The house known as “Riptide” was already a beloved Cape Cod landmark when Polhemus Savery DaSilva (PSD), a design-build firm, launched a renovation in 2019. A tall Colonial Revival house standing high above the water, it is a prominent fixture located between Shore Road, Chatham’s grand waterfront boulevard, and Chatham Harbor.
“We had renovated the house for a previous owner,” says PSD principal, John DaSilva. “And now we did it again for the current owner.”
He hastens to add that the house has undergone many renovations since it was built in the first decade of the 20th century.
“The most dramatic, in the 1930s, turned what was probably a simple bungalow into a Colonial Revival house,” DaSilva explains. “The property owners of that time, early enthusiasts of historic architecture, bought parts of antique houses in northern New England, including paneling and fireplace surrounds, and installed them here.”
Various renovations though the years, he adds, made for somewhat dark interiors with little natural flow through the rooms.
“Our goal was to renovate the house for a family while maintaining its iconic status in the community,” says PSD’s CEO, Aaron Polhemus. “The client wanted the view from the street to remain as is, but they wanted more space for friends and family, a more open floorplan and more headroom.”
“While updating the house,” he adds, “we installed all new insulation and new energy-efficient windows.”
John DaSilva describes the transformation of the interior architecture.
“The main entrance used to be on the side of the house, where a big, sculpted whale tail is a prominent part of the landscape. [See below.] We designed a new entrance facing the street, added a two-story family room on the ocean side, built a grand new curving staircase and reoriented the rooms so that now, you can see through to the view from the front entry.”
Located on the Cape, the firm is responsible for many of Cape Cod’s new houses and historic renovations and has special sensitivity to the role important buildings play in community character.
“It was important to keep the historic character from Shore Road unchanged, so we only minimally altered the roof pitch, kept the character of the dormers and windows,” DaSilva explains. “The new addition was put on the ocean side to maximize the views and the light.”Along with a soaring water-facing family room and the sweeping new staircase, the renovation included a new kitchen, a cathedral ceiling over the staircase and more open flow to existing spaces in the front of the house.

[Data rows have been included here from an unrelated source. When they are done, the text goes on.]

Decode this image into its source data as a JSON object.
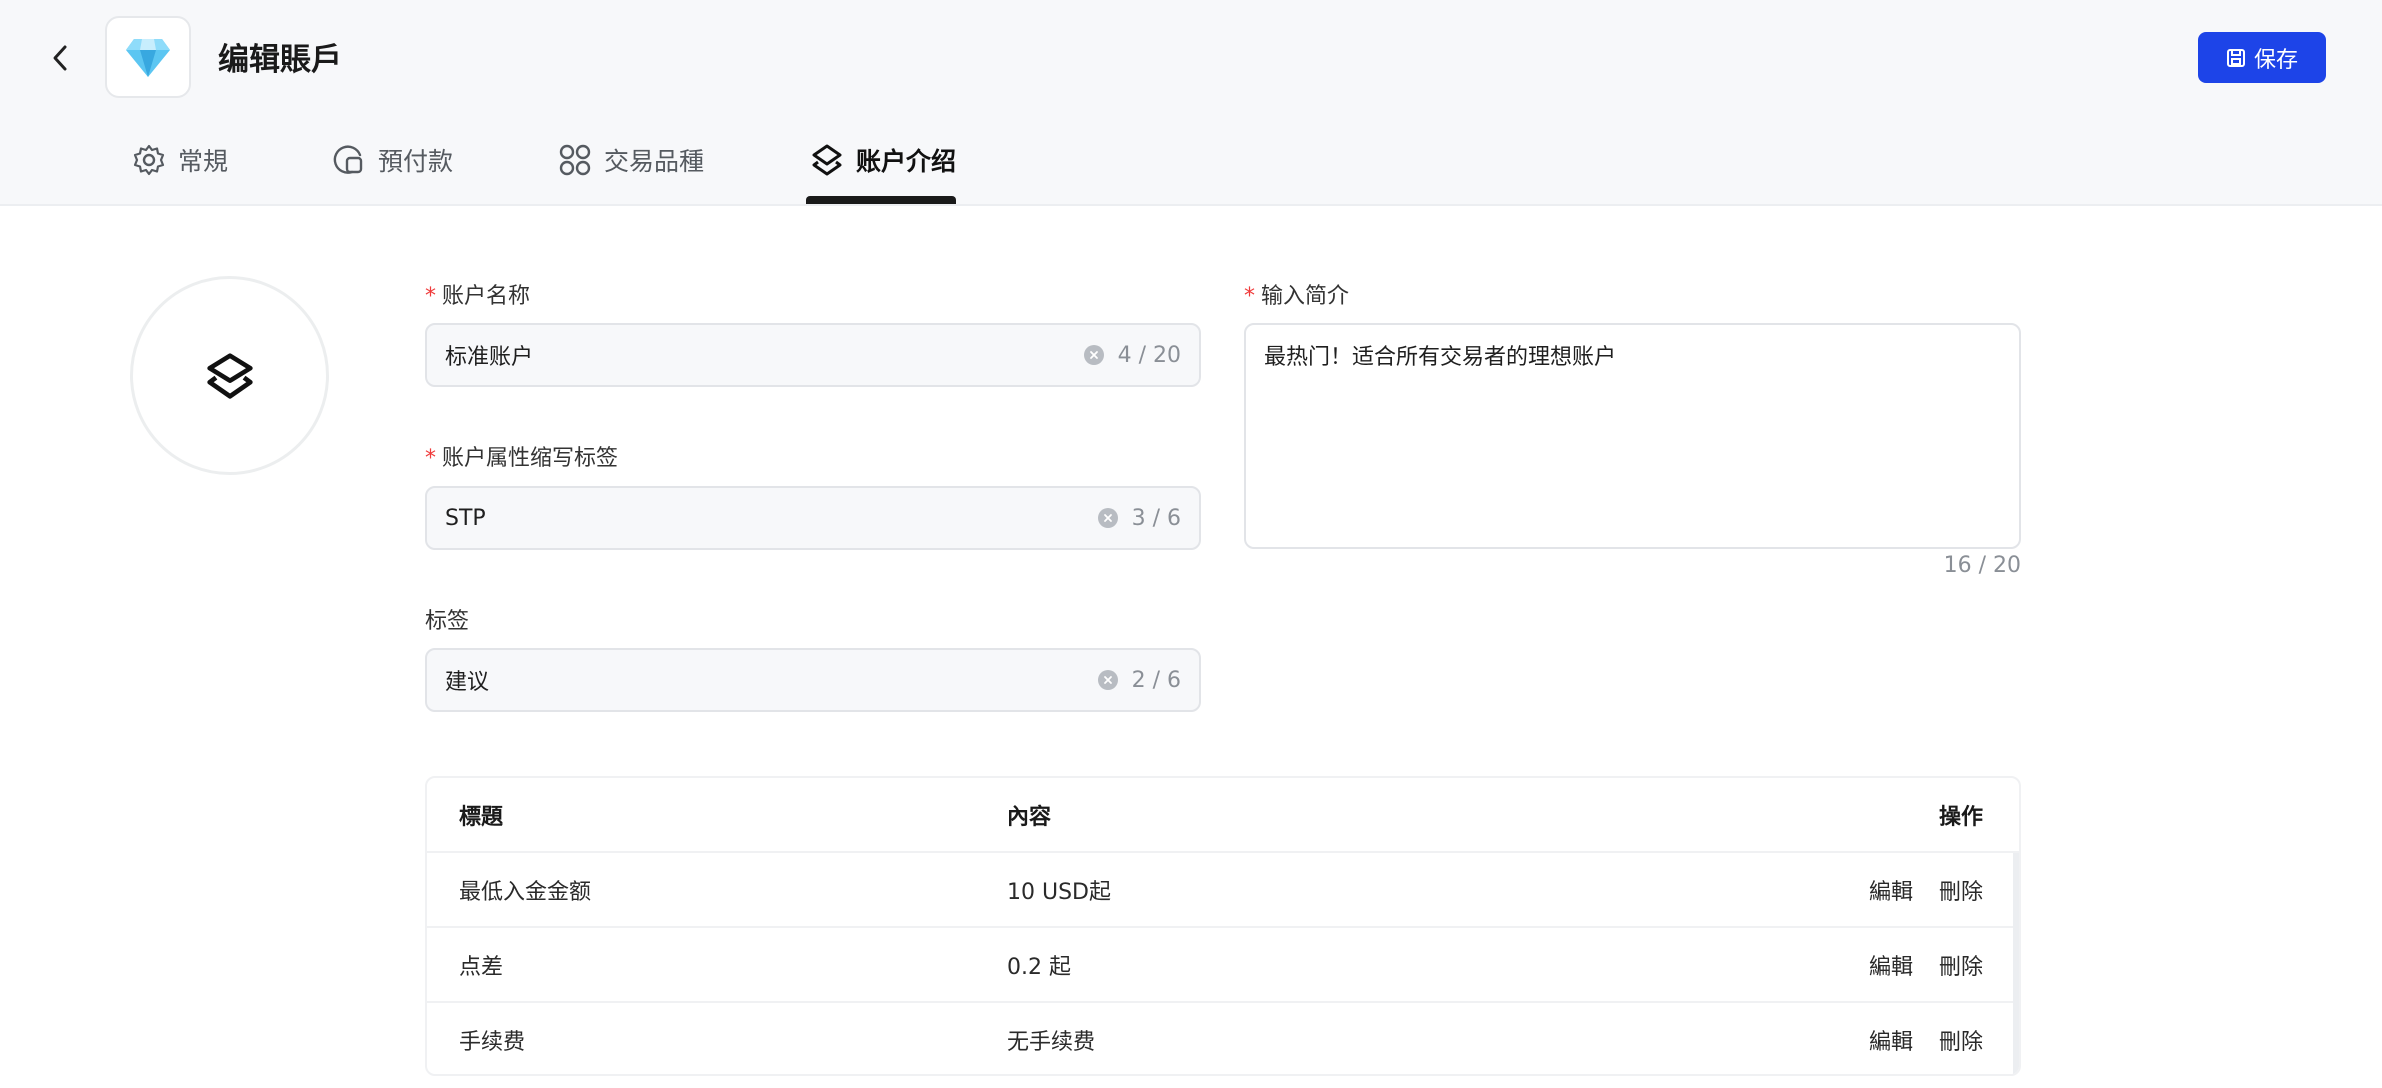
{
  "header": {
    "title": "编辑賬戶",
    "save_label": "保存"
  },
  "tabs": [
    {
      "label": "常規",
      "icon": "gear-icon",
      "active": false
    },
    {
      "label": "預付款",
      "icon": "prepayment-icon",
      "active": false
    },
    {
      "label": "交易品種",
      "icon": "grid-icon",
      "active": false
    },
    {
      "label": "账户介绍",
      "icon": "layers-icon",
      "active": true
    }
  ],
  "form": {
    "account_name": {
      "label": "账户名称",
      "required": true,
      "value": "标准账户",
      "count": "4 / 20"
    },
    "attr_tag": {
      "label": "账户属性缩写标签",
      "required": true,
      "value": "STP",
      "count": "3 / 6"
    },
    "tag": {
      "label": "标签",
      "required": false,
      "value": "建议",
      "count": "2 / 6"
    },
    "intro": {
      "label": "输入简介",
      "required": true,
      "value": "最热门！适合所有交易者的理想账户",
      "count": "16 / 20"
    }
  },
  "table": {
    "headers": {
      "title": "標題",
      "content": "內容",
      "actions": "操作"
    },
    "rows": [
      {
        "title": "最低入金金额",
        "content": "10 USD起",
        "edit": "編輯",
        "delete": "刪除"
      },
      {
        "title": "点差",
        "content": "0.2 起",
        "edit": "編輯",
        "delete": "刪除"
      },
      {
        "title": "手续费",
        "content": "无手续费",
        "edit": "編輯",
        "delete": "刪除"
      }
    ]
  },
  "colors": {
    "primary": "#1d44e8",
    "required": "#ef3b3b",
    "header_bg": "#f7f8fa"
  }
}
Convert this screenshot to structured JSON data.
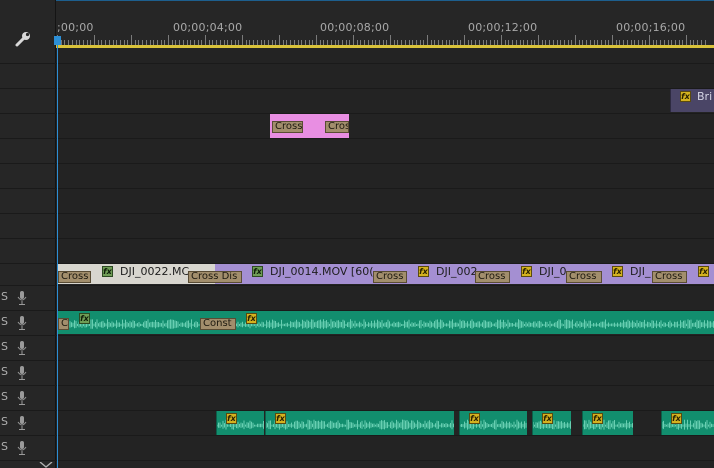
{
  "ruler": {
    "ticks": [
      ";00;00",
      "00;00;04;00",
      "00;00;08;00",
      "00;00;12;00",
      "00;00;16;00"
    ]
  },
  "video_clips": {
    "v3_clip_label": "Bri",
    "v2_trans_left": "Cross",
    "v2_trans_right": "Cross",
    "v1": {
      "trans_start": "Cross",
      "clip1_name": "DJI_0022.MC",
      "trans_1": "Cross Dis",
      "clip2_name": "DJI_0014.MOV [60(",
      "trans_2": "Cross",
      "clip3_name": "DJI_002",
      "trans_3": "Cross",
      "clip4_name": "DJI_0",
      "trans_4": "Cross",
      "clip5_name": "DJI_",
      "trans_5": "Cross"
    }
  },
  "audio": {
    "track_letter": "S",
    "a2_trans_start": "C",
    "a2_trans_mid": "Const"
  },
  "fx_label": "fx",
  "colors": {
    "playhead": "#2c8fd6",
    "audio_clip": "#128e6e",
    "pink_clip": "#e88ee2",
    "purple_clip": "#a48fd2",
    "grey_clip": "#d8d6cf",
    "transition": "#a28e6c",
    "fx_badge": "#d4b21f"
  }
}
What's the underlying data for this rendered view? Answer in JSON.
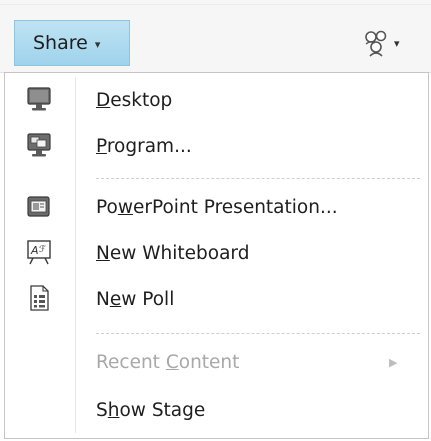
{
  "toolbar": {
    "share_label": "Share",
    "share_caret": "▾",
    "people_caret": "▾"
  },
  "menu": {
    "items": [
      {
        "id": "desktop",
        "pre": "",
        "accel": "D",
        "post": "esktop",
        "icon": "monitor-icon",
        "enabled": true
      },
      {
        "id": "program",
        "pre": "",
        "accel": "P",
        "post": "rogram...",
        "icon": "program-windows-icon",
        "enabled": true
      },
      {
        "id": "powerpoint",
        "pre": "Po",
        "accel": "w",
        "post": "erPoint Presentation...",
        "icon": "presentation-icon",
        "enabled": true
      },
      {
        "id": "whiteboard",
        "pre": "",
        "accel": "N",
        "post": "ew Whiteboard",
        "icon": "whiteboard-icon",
        "enabled": true
      },
      {
        "id": "poll",
        "pre": "N",
        "accel": "e",
        "post": "w Poll",
        "icon": "poll-icon",
        "enabled": true
      },
      {
        "id": "recent",
        "pre": "Recent ",
        "accel": "C",
        "post": "ontent",
        "icon": "",
        "enabled": false,
        "submenu_arrow": "▶"
      },
      {
        "id": "stage",
        "pre": "S",
        "accel": "h",
        "post": "ow Stage",
        "icon": "",
        "enabled": true
      }
    ]
  }
}
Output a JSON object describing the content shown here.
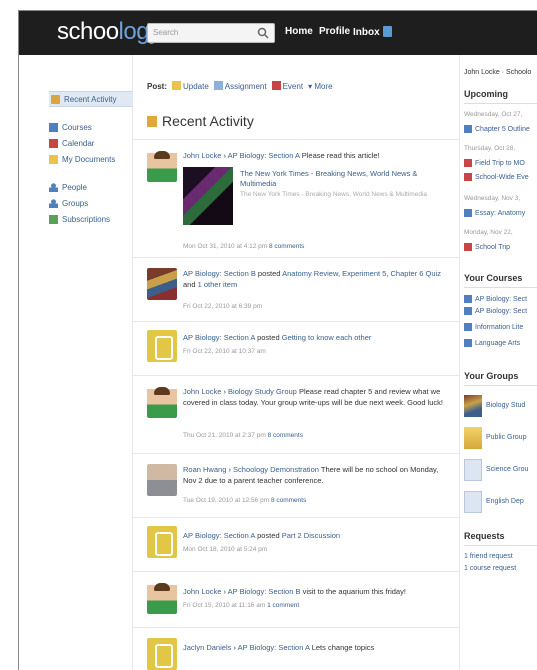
{
  "topbar": {
    "logo_main": "schoo",
    "logo_accent": "logy",
    "search_placeholder": "Search",
    "nav": {
      "home": "Home",
      "profile": "Profile",
      "inbox": "Inbox"
    }
  },
  "sidebar": {
    "items": [
      {
        "label": "Recent Activity",
        "icon": "recent-activity-icon"
      },
      {
        "label": "Courses",
        "icon": "courses-icon"
      },
      {
        "label": "Calendar",
        "icon": "calendar-icon"
      },
      {
        "label": "My Documents",
        "icon": "documents-icon"
      },
      {
        "label": "People",
        "icon": "people-icon"
      },
      {
        "label": "Groups",
        "icon": "groups-icon"
      },
      {
        "label": "Subscriptions",
        "icon": "subscriptions-icon"
      }
    ]
  },
  "postbar": {
    "label": "Post:",
    "update": "Update",
    "assignment": "Assignment",
    "event": "Event",
    "more": "More"
  },
  "main": {
    "heading": "Recent Activity",
    "items": [
      {
        "who": "John Locke",
        "target": "AP Biology: Section A",
        "text": "Please read this article!",
        "embed_title": "The New York Times - Breaking News, World News & Multimedia",
        "embed_sub": "The New York Times - Breaking News, World News & Multimedia",
        "meta": "Mon Oct 31, 2010 at 4:12 pm",
        "comments": "8 comments"
      },
      {
        "who": "AP Biology: Section B",
        "action": "posted",
        "attach1": "Anatomy Review",
        "attach2": "Experiment 5",
        "attach3": "Chapter 6 Quiz",
        "and": "and",
        "other": "1 other item",
        "meta": "Fri Oct 22, 2010 at 6:39 pm"
      },
      {
        "who": "AP Biology: Section A",
        "action": "posted",
        "attach": "Getting to know each other",
        "meta": "Fri Oct 22, 2010 at 10:37 am"
      },
      {
        "who": "John Locke",
        "target": "Biology Study Group",
        "text": "Please read chapter 5 and review what we covered in class today. Your group write-ups will be due next week. Good luck!",
        "meta": "Thu Oct 21, 2010 at 2:37 pm",
        "comments": "8 comments"
      },
      {
        "who": "Roan Hwang",
        "target": "Schoology Demonstration",
        "text": "There will be no school on Monday, Nov 2 due to a parent teacher conference.",
        "meta": "Tue Oct 19, 2010 at 12:56 pm",
        "comments": "8 comments"
      },
      {
        "who": "AP Biology: Section A",
        "action": "posted",
        "attach": "Part 2 Discussion",
        "meta": "Mon Oct 18, 2010 at 5:24 pm"
      },
      {
        "who": "John Locke",
        "target": "AP Biology: Section B",
        "text": "visit to the aquarium this friday!",
        "meta": "Fri Oct 15, 2010 at 11:16 am",
        "comments": "1 comment"
      },
      {
        "who": "Jaclyn Daniels",
        "target": "AP Biology: Section A",
        "text": "Lets change topics"
      }
    ]
  },
  "right": {
    "user_link": "John Locke · Schoolo",
    "upcoming": {
      "title": "Upcoming",
      "entries": [
        {
          "date": "Wednesday, Oct 27,",
          "link": "Chapter 5 Outline"
        },
        {
          "date": "Thursday, Oct 28,",
          "link": "Field Trip to MO"
        },
        {
          "date": "",
          "link": "School-Wide Eve"
        },
        {
          "date": "Wednesday, Nov 3,",
          "link": "Essay: Anatomy"
        },
        {
          "date": "Monday, Nov 22,",
          "link": "School Trip"
        }
      ]
    },
    "courses": {
      "title": "Your Courses",
      "items": [
        "AP Biology: Sect",
        "AP Biology: Sect",
        "Information Lite",
        "Language Arts"
      ]
    },
    "groups": {
      "title": "Your Groups",
      "items": [
        "Biology Stud",
        "Public Group",
        "Science Grou",
        "English Dep"
      ]
    },
    "requests": {
      "title": "Requests",
      "items": [
        "1 friend request",
        "1 course request"
      ]
    }
  }
}
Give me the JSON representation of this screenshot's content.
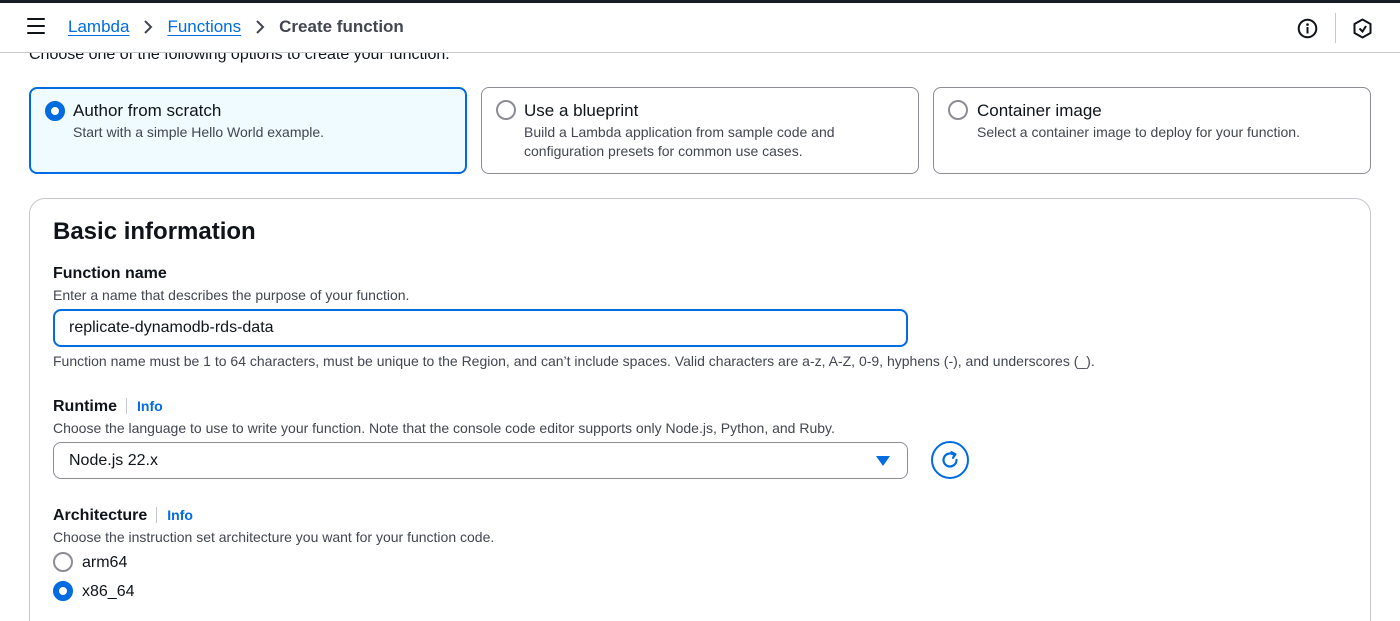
{
  "header": {
    "breadcrumbs": [
      {
        "label": "Lambda"
      },
      {
        "label": "Functions"
      },
      {
        "label": "Create function"
      }
    ]
  },
  "intro_text": "Choose one of the following options to create your function.",
  "options": [
    {
      "title": "Author from scratch",
      "desc": "Start with a simple Hello World example.",
      "selected": true
    },
    {
      "title": "Use a blueprint",
      "desc": "Build a Lambda application from sample code and configuration presets for common use cases.",
      "selected": false
    },
    {
      "title": "Container image",
      "desc": "Select a container image to deploy for your function.",
      "selected": false
    }
  ],
  "basic_info": {
    "title": "Basic information",
    "function_name": {
      "label": "Function name",
      "description": "Enter a name that describes the purpose of your function.",
      "value": "replicate-dynamodb-rds-data",
      "constraint": "Function name must be 1 to 64 characters, must be unique to the Region, and can’t include spaces. Valid characters are a-z, A-Z, 0-9, hyphens (-), and underscores (_)."
    },
    "runtime": {
      "label": "Runtime",
      "info": "Info",
      "description": "Choose the language to use to write your function. Note that the console code editor supports only Node.js, Python, and Ruby.",
      "selected": "Node.js 22.x"
    },
    "architecture": {
      "label": "Architecture",
      "info": "Info",
      "description": "Choose the instruction set architecture you want for your function code.",
      "options": [
        {
          "label": "arm64",
          "checked": false
        },
        {
          "label": "x86_64",
          "checked": true
        }
      ]
    }
  },
  "colors": {
    "accent": "#006ce0",
    "selected_bg": "#f0fbff",
    "text": "#0f141a",
    "secondary_text": "#424650",
    "border": "#8c8c94"
  },
  "icons": [
    "menu-icon",
    "chevron-right-icon",
    "info-icon",
    "hexagon-icon",
    "caret-down-icon",
    "refresh-icon"
  ]
}
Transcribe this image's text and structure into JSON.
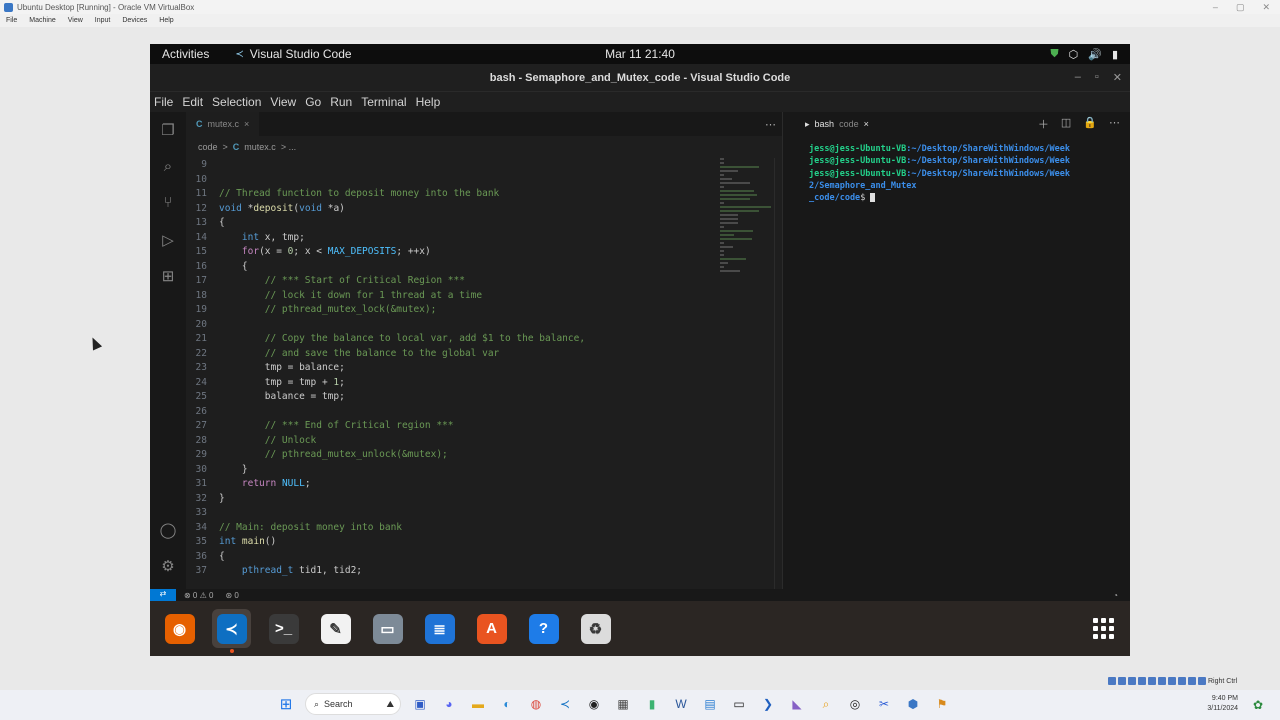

“The homeowner wanted a sensibility that they described as ‘part Beacon Hill, part Cape Cod beach house,’ so, as you move toward the ocean, it gets more informal and playful,” says DaSilva. “It’s a beach house in the family room, but the curving staircase at the entrance is a nod to Beacon Hill formality.”
In order to support the soaring new ceiling heights without the use of intrusive columns that would break up the interior’s new openness, a structural steel system was installed that supports the roof and the dormers.
The four second-story bedrooms are reconfigured, and a new first floor guest bedroom is located where the kitchen had been. New coffers in the dining room ceiling add to the Beacon Hill sensibility of the formal rooms. A former sitting room is now a screened porch. When renovating this space, PSD was careful to retain the intricate fireplace surround installed in the 1930s.
“We brought the old fireplaces up to code while maintaining their historic character,” DaSilva says. Atop “Riptide,” PSD added a new balustrade to the old widow’s walk; there is also a new eagle weathervane. Both are most visible from the water, where another generation of sailors makes their way past the house, into Chatham Harbor.
A Whale’s Tale
To the side of “Riptide” stands a beloved feature of the local landscape: a seven-foot-tall white marble sculpture of a whale’s tail that appears to rise up out of the ground as the mammoth whale sounds, waving its flukes at Captain Ahab.
Brewster stone carver Tim Dibble sculpted the whale’s tail from a six-ton slab of white marble. Until he created this arresting piece of outdoor art, Dibble was best known for making hand-carved, traditional headstones, as well as for preserving and repairing historic grave markers. In 2011, he received a dream commission: the then-owners of “Riptide” wanted a landscape feature that would speak to area history.
When he was finished, it took four men and a crane to place the whale’s tail. It immediately became a neighborhood favorite and has been a distinctive feature of “Riptide” ever since.